Home > Cisco, EMC, IBM, UCS, Uncategorized, VMware > FCoE end to end and the trough of disillusionment

FCoE end to end and the trough of disillusionment

Current customers with fibre channel environments looking to refresh their infrastructue always ask me one question, can we replace fibre channel with FCoE end to end for my whole environment.
For most customers, 100% virtualisation is a dream that wont be happening in the near future, replacing fibre channel with FCoE is in the same boat.
Unfortately unless you are replacing all of your compute, storage and connectivity end to end FCoE is simply not possible and if you have non-virtualised workloads its even further away!
I have vendors consistently telling me they have customers going 100% FCoE only to find it a small environment where the requirements are specific enough to make FCoE end to end happen.
Unfortunately we are at the stage where hype/vendors/expectations dont meet expectations and that lands us fair and square in the trough of disillusionment.

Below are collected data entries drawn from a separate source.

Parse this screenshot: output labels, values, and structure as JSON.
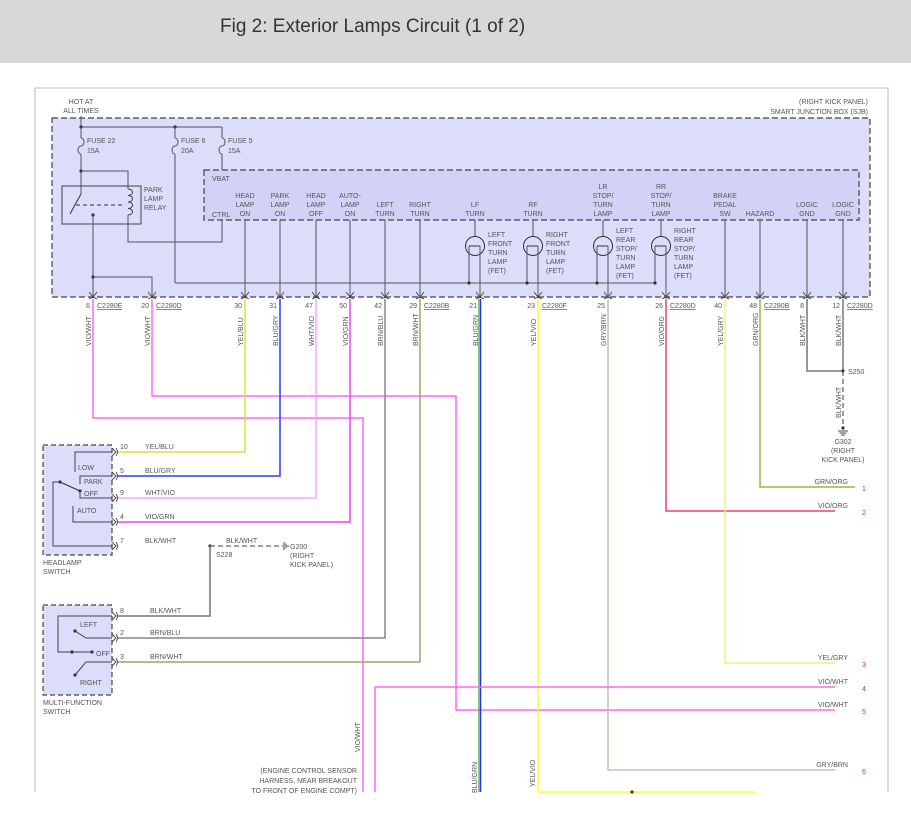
{
  "header": {
    "title": "Fig 2: Exterior Lamps Circuit (1 of 2)"
  },
  "power": {
    "hot_label": [
      "HOT AT",
      "ALL TIMES"
    ]
  },
  "sjb": {
    "location": "(RIGHT KICK PANEL)",
    "name": "SMART JUNCTION BOX (SJB)",
    "vbat": "VBAT",
    "ctrl": "CTRL",
    "relay": [
      "PARK",
      "LAMP",
      "RELAY"
    ],
    "fuses": [
      {
        "name": "FUSE 22",
        "rating": "15A"
      },
      {
        "name": "FUSE 6",
        "rating": "20A"
      },
      {
        "name": "FUSE 5",
        "rating": "15A"
      }
    ],
    "outputs": [
      {
        "lines": [
          "HEAD",
          "LAMP",
          "ON"
        ]
      },
      {
        "lines": [
          "PARK",
          "LAMP",
          "ON"
        ]
      },
      {
        "lines": [
          "HEAD",
          "LAMP",
          "OFF"
        ]
      },
      {
        "lines": [
          "AUTO-",
          "LAMP",
          "ON"
        ]
      },
      {
        "lines": [
          "LEFT",
          "TURN"
        ]
      },
      {
        "lines": [
          "RIGHT",
          "TURN"
        ]
      },
      {
        "lines": [
          "LF",
          "TURN"
        ]
      },
      {
        "lines": [
          "RF",
          "TURN"
        ]
      },
      {
        "lines": [
          "LR",
          "STOP/",
          "TURN",
          "LAMP"
        ]
      },
      {
        "lines": [
          "RR",
          "STOP/",
          "TURN",
          "LAMP"
        ]
      },
      {
        "lines": [
          "BRAKE",
          "PEDAL",
          "SW"
        ]
      },
      {
        "lines": [
          "HAZARD"
        ]
      },
      {
        "lines": [
          "LOGIC",
          "GND"
        ]
      },
      {
        "lines": [
          "LOGIC",
          "GND"
        ]
      }
    ],
    "lamps": [
      {
        "lines": [
          "LEFT",
          "FRONT",
          "TURN",
          "LAMP",
          "(FET)"
        ]
      },
      {
        "lines": [
          "RIGHT",
          "FRONT",
          "TURN",
          "LAMP",
          "(FET)"
        ]
      },
      {
        "lines": [
          "LEFT",
          "REAR",
          "STOP/",
          "TURN",
          "LAMP",
          "(FET)"
        ]
      },
      {
        "lines": [
          "RIGHT",
          "REAR",
          "STOP/",
          "TURN",
          "LAMP",
          "(FET)"
        ]
      }
    ]
  },
  "pins": [
    {
      "num": "6",
      "connector": "C2280E",
      "wire": "VIO/WHT",
      "color": "#ff66ff"
    },
    {
      "num": "20",
      "connector": "C2280D",
      "wire": "VIO/WHT",
      "color": "#ff66ff"
    },
    {
      "num": "30",
      "connector": "",
      "wire": "YEL/BLU",
      "color": "#e6dc3c"
    },
    {
      "num": "31",
      "connector": "",
      "wire": "BLU/GRY",
      "color": "#2b3bff"
    },
    {
      "num": "47",
      "connector": "",
      "wire": "WHT/VIO",
      "color": "#f5a8f5"
    },
    {
      "num": "50",
      "connector": "",
      "wire": "VIO/GRN",
      "color": "#ee44ee"
    },
    {
      "num": "42",
      "connector": "",
      "wire": "BRN/BLU",
      "color": "#8c8090"
    },
    {
      "num": "29",
      "connector": "C2280B",
      "wire": "BRN/WHT",
      "color": "#b09a6a"
    },
    {
      "num": "21",
      "connector": "",
      "wire": "BLU/GRN",
      "color": "#2233dd"
    },
    {
      "num": "23",
      "connector": "C2280F",
      "wire": "YEL/VIO",
      "color": "#ffff22"
    },
    {
      "num": "25",
      "connector": "",
      "wire": "GRY/BRN",
      "color": "#c8bfae"
    },
    {
      "num": "26",
      "connector": "C2280D",
      "wire": "VIO/ORG",
      "color": "#e8407a"
    },
    {
      "num": "40",
      "connector": "",
      "wire": "YEL/GRY",
      "color": "#f0f07a"
    },
    {
      "num": "48",
      "connector": "C2280B",
      "wire": "GRN/ORG",
      "color": "#8cbf3c"
    },
    {
      "num": "8",
      "connector": "",
      "wire": "BLK/WHT",
      "color": "#777777"
    },
    {
      "num": "12",
      "connector": "C2280D",
      "wire": "BLK/WHT",
      "color": "#777777"
    }
  ],
  "headlamp_switch": {
    "name": [
      "HEADLAMP",
      "SWITCH"
    ],
    "positions": [
      "LOW",
      "PARK",
      "OFF",
      "AUTO"
    ],
    "pins": [
      {
        "num": "10",
        "wire": "YEL/BLU"
      },
      {
        "num": "5",
        "wire": "BLU/GRY"
      },
      {
        "num": "9",
        "wire": "WHT/VIO"
      },
      {
        "num": "4",
        "wire": "VIO/GRN"
      },
      {
        "num": "7",
        "wire": "BLK/WHT"
      }
    ]
  },
  "splice_s228": {
    "name": "S228",
    "wire": "BLK/WHT"
  },
  "ground_g200": [
    "G200",
    "(RIGHT",
    "KICK PANEL)"
  ],
  "multifunction_switch": {
    "name": [
      "MULTI-FUNCTION",
      "SWITCH"
    ],
    "positions": [
      "LEFT",
      "OFF",
      "RIGHT"
    ],
    "pins": [
      {
        "num": "8",
        "wire": "BLK/WHT"
      },
      {
        "num": "2",
        "wire": "BRN/BLU"
      },
      {
        "num": "3",
        "wire": "BRN/WHT"
      }
    ]
  },
  "splice_s250": {
    "name": "S250",
    "wire": "BLK/WHT"
  },
  "ground_g302": [
    "G302",
    "(RIGHT",
    "KICK PANEL)"
  ],
  "outputs_right": [
    {
      "wire": "GRN/ORG",
      "num": "1"
    },
    {
      "wire": "VIO/ORG",
      "num": "2"
    },
    {
      "wire": "YEL/GRY",
      "num": "3"
    },
    {
      "wire": "VIO/WHT",
      "num": "4"
    },
    {
      "wire": "VIO/WHT",
      "num": "5"
    },
    {
      "wire": "GRY/BRN",
      "num": "6"
    }
  ],
  "bottom": {
    "note": [
      "(ENGINE CONTROL SENSOR",
      "HARNESS, NEAR BREAKOUT",
      "TO FRONT OF ENGINE COMPT)"
    ],
    "wires": [
      "VIO/WHT",
      "BLU/GRN",
      "YEL/VIO"
    ]
  },
  "colors": {
    "sjb_fill": "#dcdcfb",
    "inner_fill": "#d2d2f6",
    "line": "#555555",
    "header_bg": "#d8d8d8",
    "green_stripe": "#3a9a3a"
  }
}
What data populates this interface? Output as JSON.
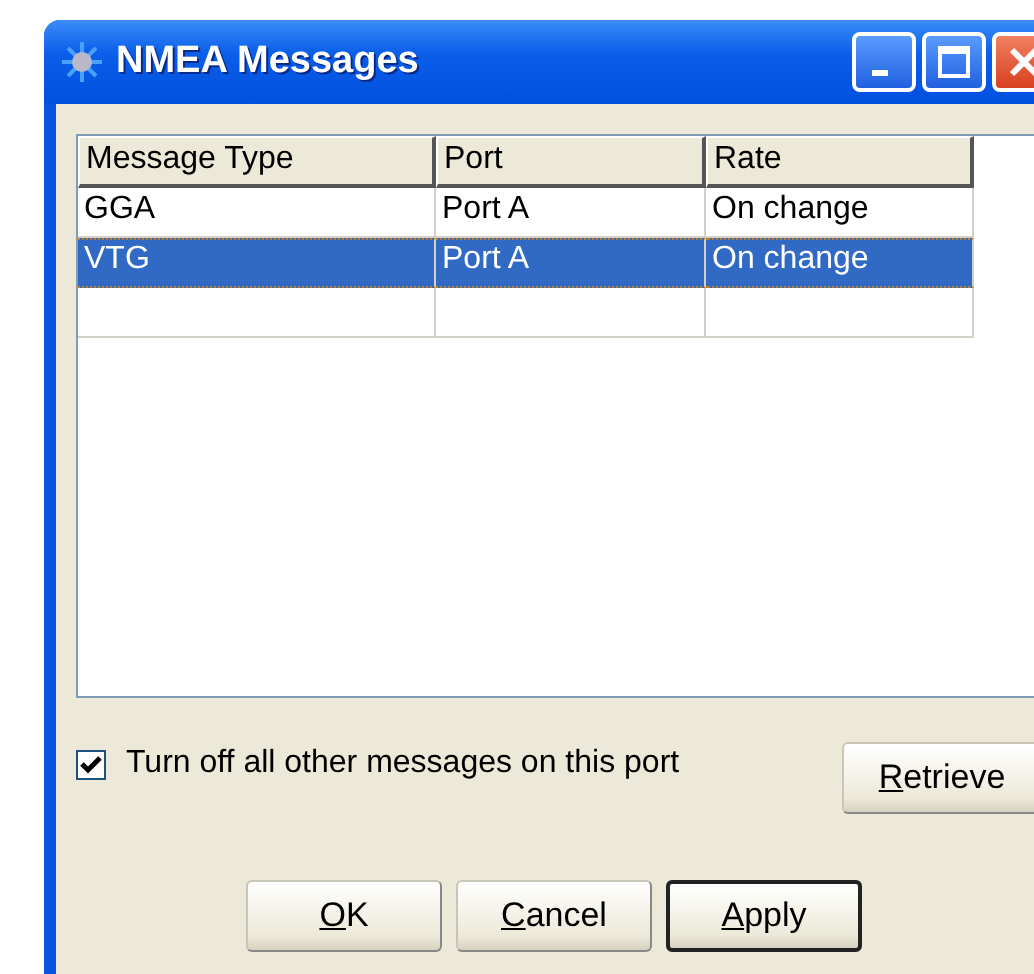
{
  "window": {
    "title": "NMEA Messages"
  },
  "table": {
    "columns": [
      "Message Type",
      "Port",
      "Rate"
    ],
    "rows": [
      {
        "cells": [
          "GGA",
          "Port A",
          "On change"
        ],
        "selected": false
      },
      {
        "cells": [
          "VTG",
          "Port A",
          "On change"
        ],
        "selected": true
      }
    ]
  },
  "checkbox": {
    "label": "Turn off all other messages on this port",
    "checked": true
  },
  "side_button": {
    "label": "Retrieve",
    "mnemonic_underlined": true,
    "default": false
  },
  "buttons": [
    {
      "label": "OK",
      "mnemonic_underlined": true,
      "default": false
    },
    {
      "label": "Cancel",
      "mnemonic_underlined": true,
      "default": false
    },
    {
      "label": "Apply",
      "mnemonic_underlined": true,
      "default": true
    }
  ]
}
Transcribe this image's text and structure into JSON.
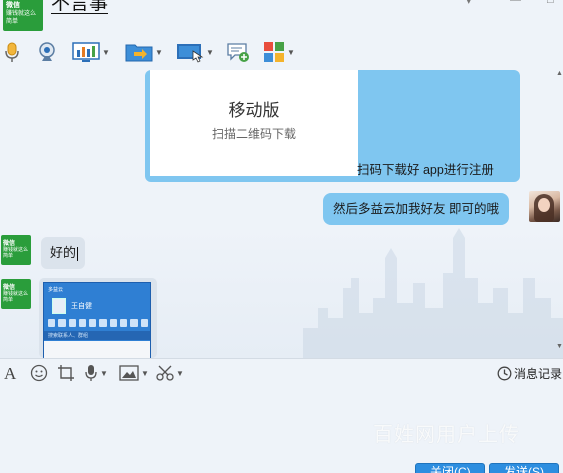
{
  "header": {
    "contact_name": "不言事",
    "avatar_line1": "微信",
    "avatar_line2": "赚钱就这么简单"
  },
  "toolbar": {
    "items": [
      "voice-call-icon",
      "video-call-icon",
      "screen-share-icon",
      "file-transfer-icon",
      "remote-desktop-icon",
      "new-chat-icon",
      "apps-icon"
    ]
  },
  "chat": {
    "card": {
      "title": "移动版",
      "subtitle": "扫描二维码下载",
      "caption": "扫码下载好  app进行注册"
    },
    "msg_right": "然后多益云加我好友  即可的哦",
    "msg_left": "好的",
    "left_avatar_line1": "微信",
    "left_avatar_line2": "赚钱就这么简单",
    "screenshot": {
      "title": "多益云",
      "name": "王自健",
      "search": "搜索联系人、群组"
    }
  },
  "input_toolbar": {
    "history_label": "消息记录"
  },
  "watermark": "百姓网用户上传",
  "buttons": {
    "close": "关闭(C)",
    "send": "发送(S)"
  },
  "colors": {
    "accent": "#2d8ee0",
    "bubble_blue": "#7fc6f0",
    "wechat_green": "#2a9d3b"
  }
}
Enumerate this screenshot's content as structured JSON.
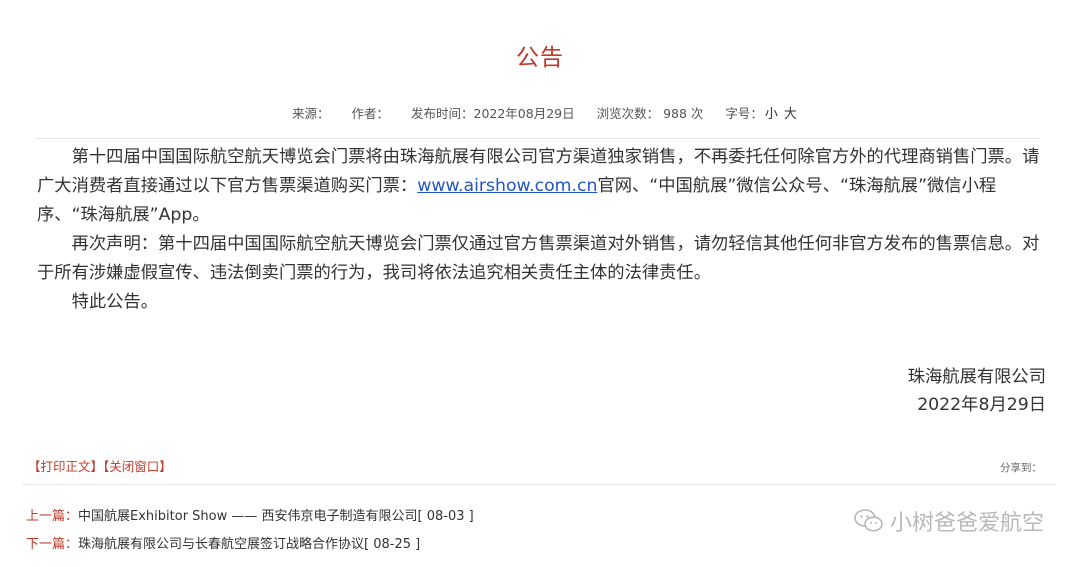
{
  "article": {
    "title": "公告",
    "meta": {
      "source": "来源：",
      "author": "作者：",
      "published": "发布时间：2022年08月29日",
      "views": "浏览次数：  988 次",
      "font_size_label": "字号：",
      "font_small": "小",
      "font_large": "大"
    },
    "paragraphs": {
      "p1_before": "第十四届中国国际航空航天博览会门票将由珠海航展有限公司官方渠道独家销售，不再委托任何除官方外的代理商销售门票。请广大消费者直接通过以下官方售票渠道购买门票：",
      "p1_link": "www.airshow.com.cn",
      "p1_after": "官网、“中国航展”微信公众号、“珠海航展”微信小程序、“珠海航展”App。",
      "p2": "再次声明：第十四届中国国际航空航天博览会门票仅通过官方售票渠道对外销售，请勿轻信其他任何非官方发布的售票信息。对于所有涉嫌虚假宣传、违法倒卖门票的行为，我司将依法追究相关责任主体的法律责任。",
      "p3": "特此公告。"
    },
    "signature": {
      "company": "珠海航展有限公司",
      "date": "2022年8月29日"
    }
  },
  "tools": {
    "print": "【打印正文】",
    "close": "【关闭窗口】",
    "share": "分享到："
  },
  "nav": {
    "prev_label": "上一篇：",
    "prev_title": "中国航展Exhibitor Show —— 西安伟京电子制造有限公司",
    "prev_date": "[ 08-03 ]",
    "next_label": "下一篇：",
    "next_title": "珠海航展有限公司与长春航空展签订战略合作协议",
    "next_date": "[ 08-25 ]"
  },
  "watermark": {
    "text": "小树爸爸爱航空",
    "icon": "wechat-icon"
  },
  "colors": {
    "accent_red": "#c0392b",
    "link_blue": "#2255cc",
    "text": "#333333"
  }
}
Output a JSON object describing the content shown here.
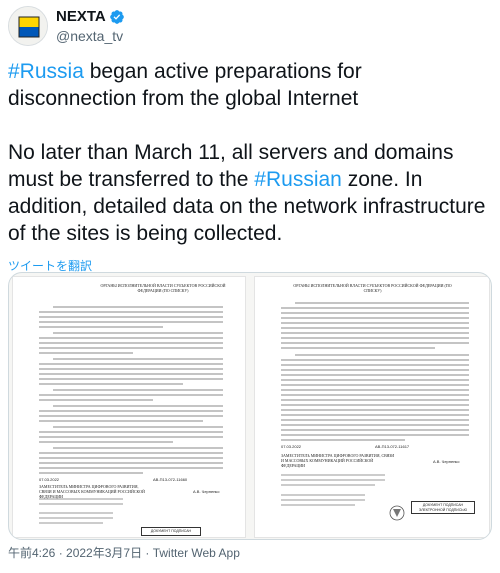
{
  "author": {
    "display_name": "NEXTA",
    "handle": "@nexta_tv",
    "verified": true,
    "avatar_colors": [
      "#f5c518",
      "#0057b8"
    ]
  },
  "tweet": {
    "paragraph1": {
      "hashtag": "#Russia",
      "text": " began active preparations for disconnection from the global Internet"
    },
    "paragraph2": {
      "text_before": "No later than March 11, all servers and domains must be transferred to the ",
      "hashtag": "#Russian",
      "text_after": " zone. In addition, detailed data on the network infrastructure of the sites is being collected."
    },
    "translate_link": "ツイートを翻訳"
  },
  "media": {
    "documents": [
      {
        "header": "ОРГАНЫ ИСПОЛНИТЕЛЬНОЙ ВЛАСТИ СУБЪЕКТОВ РОССИЙСКОЙ ФЕДЕРАЦИИ (ПО СПИСКУ)",
        "date": "07.03.2022",
        "number": "АВ-П13-072-11660",
        "signer": "А.В. Черненко",
        "signer_title": "ЗАМЕСТИТЕЛЬ МИНИСТРА ЦИФРОВОГО РАЗВИТИЯ, СВЯЗИ И МАССОВЫХ КОММУНИКАЦИЙ РОССИЙСКОЙ ФЕДЕРАЦИИ",
        "stamp": "ДОКУМЕНТ ПОДПИСАН"
      },
      {
        "header": "ОРГАНЫ ИСПОЛНИТЕЛЬНОЙ ВЛАСТИ СУБЪЕКТОВ РОССИЙСКОЙ ФЕДЕРАЦИИ (ПО СПИСКУ)",
        "date": "07.03.2022",
        "number": "АВ-П13-072-11617",
        "signer": "А.В. Черненко",
        "signer_title": "ЗАМЕСТИТЕЛЬ МИНИСТРА ЦИФРОВОГО РАЗВИТИЯ, СВЯЗИ И МАССОВЫХ КОММУНИКАЦИЙ РОССИЙСКОЙ ФЕДЕРАЦИИ",
        "stamp": "ДОКУМЕНТ ПОДПИСАН ЭЛЕКТРОННОЙ ПОДПИСЬЮ"
      }
    ]
  },
  "meta": {
    "timestamp": "午前4:26 · 2022年3月7日 · Twitter Web App"
  },
  "colors": {
    "link": "#1d9bf0",
    "text": "#0f1419",
    "secondary": "#536471",
    "verified": "#1d9bf0"
  }
}
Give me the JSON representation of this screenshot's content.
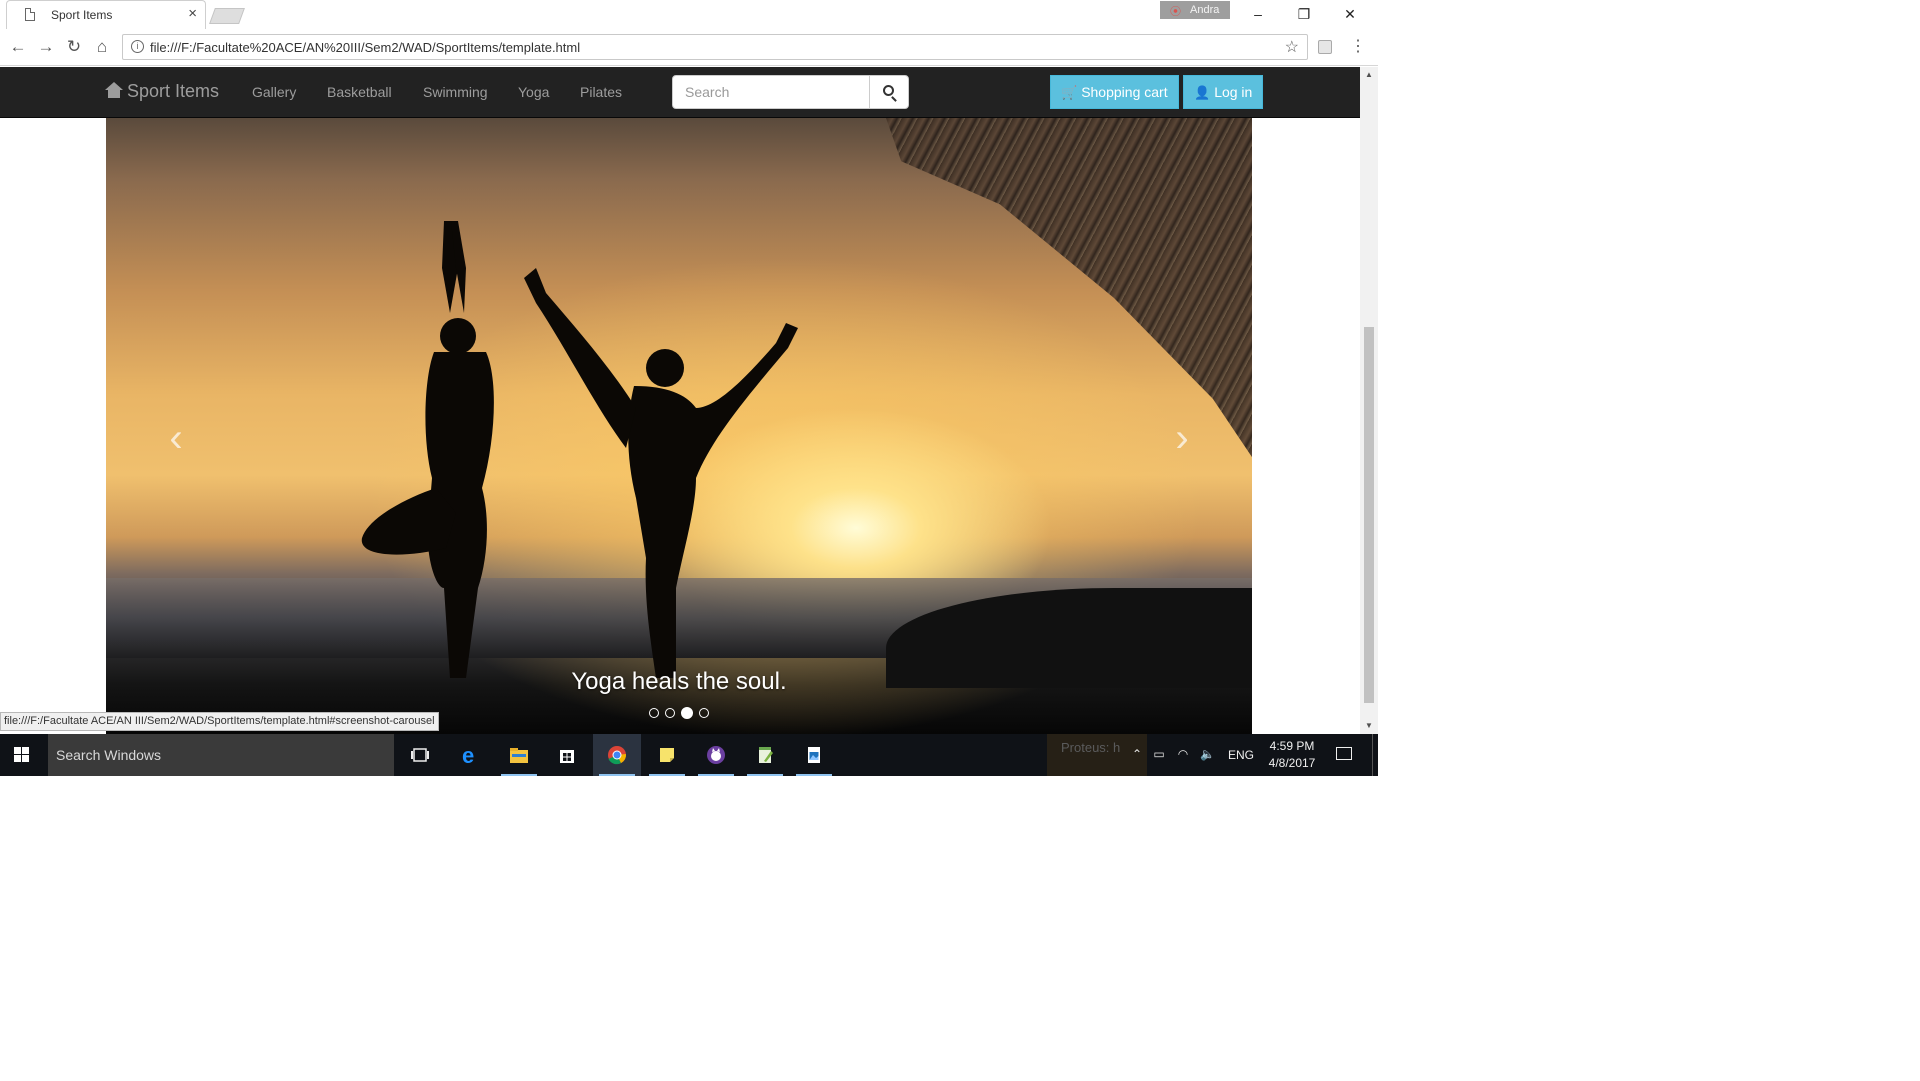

Categories: Cisco, EMC, IBM, UCS, Uncategorized, VMware
  1. December 24, 2011 at 11:56 pm

    I agree that the adoption of FCoE has been slower than was originally anticipated. As to your other points:

    1. I don’t understand why you are tying virtualization and FCoE together? Non-virtualized hosts work just as well with and without FCoE. Can you explain?

    2. Customers do not have to replace compute and storage. If you are using a fairly current platform, upgrading to FCoE can be as simple as swapping out an FC adapter for one that supports FCoE.

    3. The entire network doesn’t need to be replaced. However, you’ll need to attach the host CNA (FCoE HBA) to specialized FCoE switches (FCFs). Today the CNA will most likely be attached directly to the FCF but as more solutions come into the market, there will be additional choices. This may be the biggest stumbling block for people and I can understand why this is viewed as a limitation.

    4. I’m aware of companies moving in the direction of complete FCoE end to end but nobody (that I’m aware of) has gone all the way yet. This doesn’t mean that FCoE isn’t ready, it means that they don’t see the need to move existing workloads off of platforms / networks that are working perfectly fine now. (If it ain’t broke, don’t fix it)

    5. I think it’s possible that FCoE has entered into the “trough of disillusionment” and if this is the case I wouldn’t be surprised to see it ascending the “slope of enlightenment” in 2012 once people start to appreciate what’s possible once you start migrating to it.

    Disclaimer: I work for EMC and have been working on FCoE for over 4 years both as a system integrator and as a participant in the FC-BB-5 and FC-BB-6 working groups (responsible for the FCoE Standard)..

    • January 1, 2012 at 1:28 pm

      Hi Erik,

      Thank you for your input and comments, I appreciate your point of view. The following are my comments to each of the points you raised.

      1. Linking virtualisation and easy adoption of end to end is primarily due to the reduced cost in connecting fewer hosts via CNAs to the fabric, only recent compute hardware purchased in the last twelve months come standard with FCoE capable adapters. Most customers I deal with who have high ratio of virtualisation also have high consolidation ratios and therefore much fewer hosts.
      Also the impact and changes for customers with higher virtualisation rates are lower as they need to do less compatibility work with drivers and operating systems than customers with more physical hosts. Having a standard hypervisor in your environment simplifies the changes and risks as only one hypervisor and the CNAs drivers need to be tested by abstracting away the storage change to the VMs.

      2. A large majority of my customers use blade chassis and therefore although some of the their new blades will have onboard adapters capable of FCoE their platform with require significant upgrades to the chassis connectivity. Customers with rack mount systems may have an easier upgrade path but it comes back to the number of hosts and extent of FCoE capable infrastructure they already own.

      3. Every customer who asks me about moving to FCoE use the retirement of either their current FC fabric and/or their storage as a trigger to make the switch. In most cases the complete retirement of a FC fabric in favour of a unified fabric requires compute connectivity changes and network upgrades that have no been budgeted for by the customer. When its more practical to maintain a smaller FC fabric for legacy hosts most customers seem reluctant to have three networks (Ethernet, FC and FCoE).

      4. I agree the FCoE for host connectivity into the network is a great option for customers and this is generally what I recommend. There are a few small examples of end to end FCoE but they are mostly vendor sponsored to prove it can be done. I’m not claiming FCoE is not ready for host connectivity, just FCoE end to end for most customer environments.

      5. I’m also hoping that more customers move towards FCoE but I believe most FCoE with be for host connectivity and not a complete end to end architecture.